After a consumer chooses items from the vending machines, the total purchase value is automatically calculated and a payment can be made through Alipay or WeChat accounts.
"It takes just half a minute to grab a cup of coffee, which is much faster than waiting in a line for a cashier in most convenience stores during rush hour," said Shanghai office worker Crystal Cheng, who is in her late 20s.
She said she wishes vending machines offered even more food and beverage choices.
Most snacks and drinks sold in Vingoo Juice's machines cost about 15 yuan, which is about a third more expensive than similar items sold at traditional convenience stores like FamilyMart or 7-11.
Last November, Shanghai Geant Investment, which developed and promotes the Vingoo Juice machines, raised 400 million yuan to expand product lines in its vending machines.
Jason Ding, a partner at Bain & Company, where he heads consumer products, retail and digital operations in China, said cashier-less shops offer relatively little value for the retail industry. Only limited efficiency is gained by speeding up the check-out process and saving labor cost, he said.

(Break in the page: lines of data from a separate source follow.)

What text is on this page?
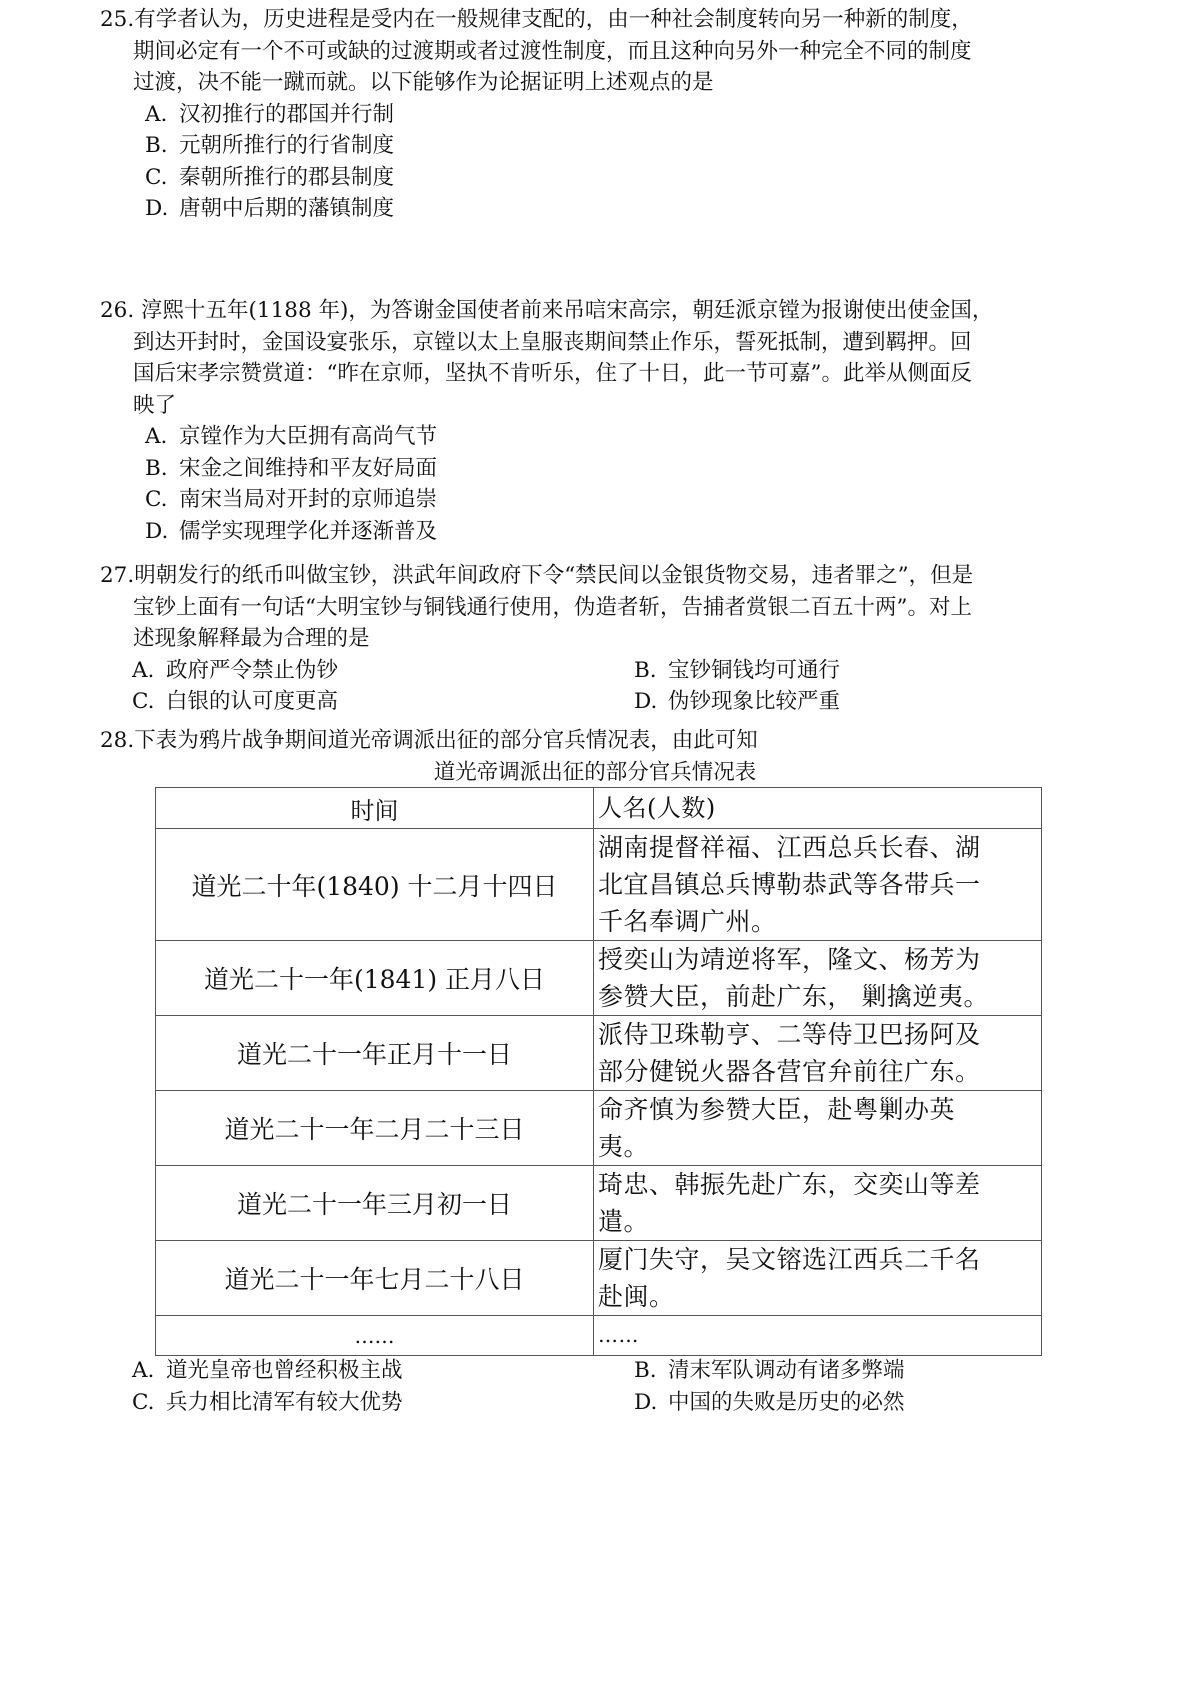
25.有学者认为，历史进程是受内在一般规律支配的，由一种社会制度转向另一种新的制度，
期间必定有一个不可或缺的过渡期或者过渡性制度，而且这种向另外一种完全不同的制度
过渡，决不能一蹴而就。以下能够作为论据证明上述观点的是
A. 汉初推行的郡国并行制
B. 元朝所推行的行省制度
C. 秦朝所推行的郡县制度
D. 唐朝中后期的藩镇制度
26. 淳熙十五年(1188 年)，为答谢金国使者前来吊唁宋高宗，朝廷派京镗为报谢使出使金国，
到达开封时，金国设宴张乐，京镗以太上皇服丧期间禁止作乐，誓死抵制，遭到羁押。回
国后宋孝宗赞赏道：“昨在京师，坚执不肯听乐，住了十日，此一节可嘉”。此举从侧面反
映了
A. 京镗作为大臣拥有高尚气节
B. 宋金之间维持和平友好局面
C. 南宋当局对开封的京师追崇
D. 儒学实现理学化并逐渐普及
27.明朝发行的纸币叫做宝钞，洪武年间政府下令“禁民间以金银货物交易，违者罪之”，但是
宝钞上面有一句话“大明宝钞与铜钱通行使用，伪造者斩，告捕者赏银二百五十两”。对上
述现象解释最为合理的是
A. 政府严令禁止伪钞	B. 宝钞铜钱均可通行
C. 白银的认可度更高	D. 伪钞现象比较严重
28.下表为鸦片战争期间道光帝调派出征的部分官兵情况表，由此可知
道光帝调派出征的部分官兵情况表
时间	人名(人数)
道光二十年(1840) 十二月十四日	湖南提督祥福、江西总兵长春、湖
北宜昌镇总兵博勒恭武等各带兵一
千名奉调广州。

道光二十一年(1841) 正月八日	授奕山为靖逆将军，隆文、杨芳为
参赞大臣，前赴广东， 剿擒逆夷。

道光二十一年正月十一日	派侍卫珠勒亨、二等侍卫巴扬阿及
部分健锐火器各营官弁前往广东。

道光二十一年二月二十三日	命齐慎为参赞大臣，赴粤剿办英
夷。

道光二十一年三月初一日	琦忠、韩振先赴广东，交奕山等差
遣。

道光二十一年七月二十八日	厦门失守，吴文镕选江西兵二千名
赴闽。

……	……
A. 道光皇帝也曾经积极主战	B. 清末军队调动有诸多弊端
C. 兵力相比清军有较大优势	D. 中国的失败是历史的必然
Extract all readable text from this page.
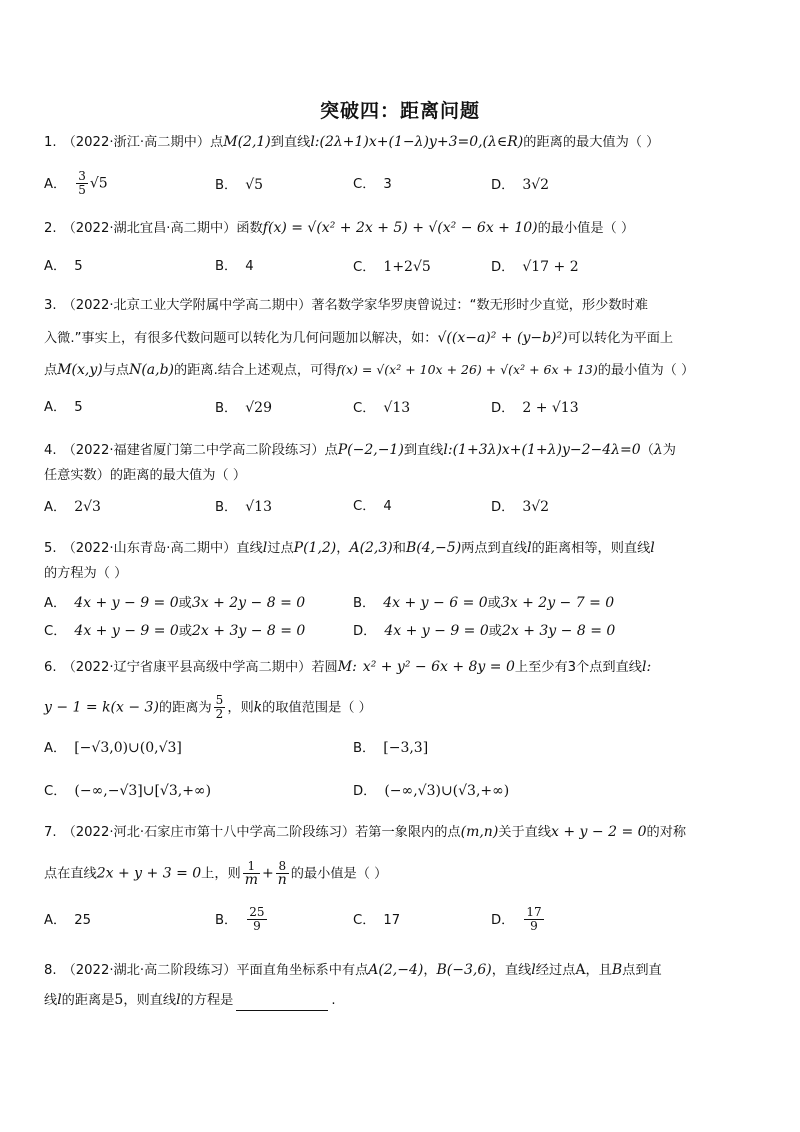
突破四：距离问题
1. （2022·浙江·高二期中）点M(2,1)到直线l:(2λ+1)x+(1−λ)y+3=0,(λ∈R)的距离的最大值为（ ）
A． $\frac{3}{5} √5$	B． √5	C． 3	D． 3√2
2. （2022·湖北宜昌·高二期中）函数f(x) = √(x² + 2x + 5) + √(x² − 6x + 10)的最小值是（ ）
A． 5	B． 4	C． 1+2√5	D． √17 + 2
3. （2022·北京工业大学附属中学高二期中）著名数学家华罗庚曾说过：“数无形时少直觉，形少数时难
入微.”事实上，有很多代数问题可以转化为几何问题加以解决，如：√((x−a)² + (y−b)²)可以转化为平面上
点M(x,y)与点N(a,b)的距离.结合上述观点，可得f(x) = √(x² + 10x + 26) + √(x² + 6x + 13)的最小值为（ ）
A． 5	B． √29	C． √13	D． 2 + √13
4. （2022·福建省厦门第二中学高二阶段练习）点P(−2,−1)到直线l:(1+3λ)x+(1+λ)y−2−4λ=0（λ为
任意实数）的距离的最大值为（ ）
A． 2√3	B． √13	C． 4	D． 3√2
5. （2022·山东青岛·高二期中）直线l过点P(1,2)，A(2,3)和B(4,−5)两点到直线l的距离相等，则直线l
的方程为（ ）
A． 4x + y − 9 = 0或3x + 2y − 8 = 0	B． 4x + y − 6 = 0或3x + 2y − 7 = 0
C． 4x + y − 9 = 0或2x + 3y − 8 = 0	D． 4x + y − 9 = 0或2x + 3y − 8 = 0
6. （2022·辽宁省康平县高级中学高二期中）若圆M: x² + y² − 6x + 8y = 0上至少有3个点到直线l:
y − 1 = k(x − 3)的距离为 $\frac{5}{2}$ ，则k的取值范围是（ ）
A． [−√3,0)∪(0,√3]	B． [−3,3]
C． (−∞,−√3]∪[√3,+∞)	D． (−∞,√3)∪(√3,+∞)
7. （2022·河北·石家庄市第十八中学高二阶段练习）若第一象限内的点(m,n)关于直线x + y − 2 = 0的对称
点在直线2x + y + 3 = 0上，则 $\frac{1}{m} + \frac{8}{n}$ 的最小值是（ ）
A． 25	B． $\frac{25}{9}$	C． 17	D． $\frac{17}{9}$
8. （2022·湖北·高二阶段练习）平面直角坐标系中有点A(2,−4)，B(−3,6)，直线l经过点A，且B点到直
线l的距离是5，则直线l的方程是	.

Self-service check-out doesn’t mitigate the need for logistics and merchandising personnel, and cashier-less shops can be more prone to lost products, bringing extra cost for store operators.
“The introduction of self-service check-out is still quite some way from the ‘smart retail’ model ballyhooed by operators of cashier-less shops,” Ding added.
Automated vending machines have already proven to be a stable business model with potential growth, thanks to mobile payment infrastructure in China.
Newcomers to the cashier-less realm still need to identify what their target consumer groups want, instead of just splashing out new ideas without addressing the real concerns of shoppers.
Internet companies are seeking to target vendors and smaller businesses by offering digital technologies that can ultimately help them expand their reach to a wider body of consumers.
Alibaba lifestyle service affiliate Koubei aims to link with as many as 1 million canteens and restaurants to help them raise operational efficiency and provide them with self-service order and check-out services.
Chief executive officer Fan Chi said vendors can no longer rely on discounts to attract consumers must adopt new strategies, such as digitalizing menus.
JD.com's on-demand delivery unit JD Daojia said it's upgrading to a new generation of automated vending machine and hopes to add 5,000 locations to its network by the end of this year.
How to monitor the safety and quality of food sold through vending machines remains a challenge for food safety watchdog.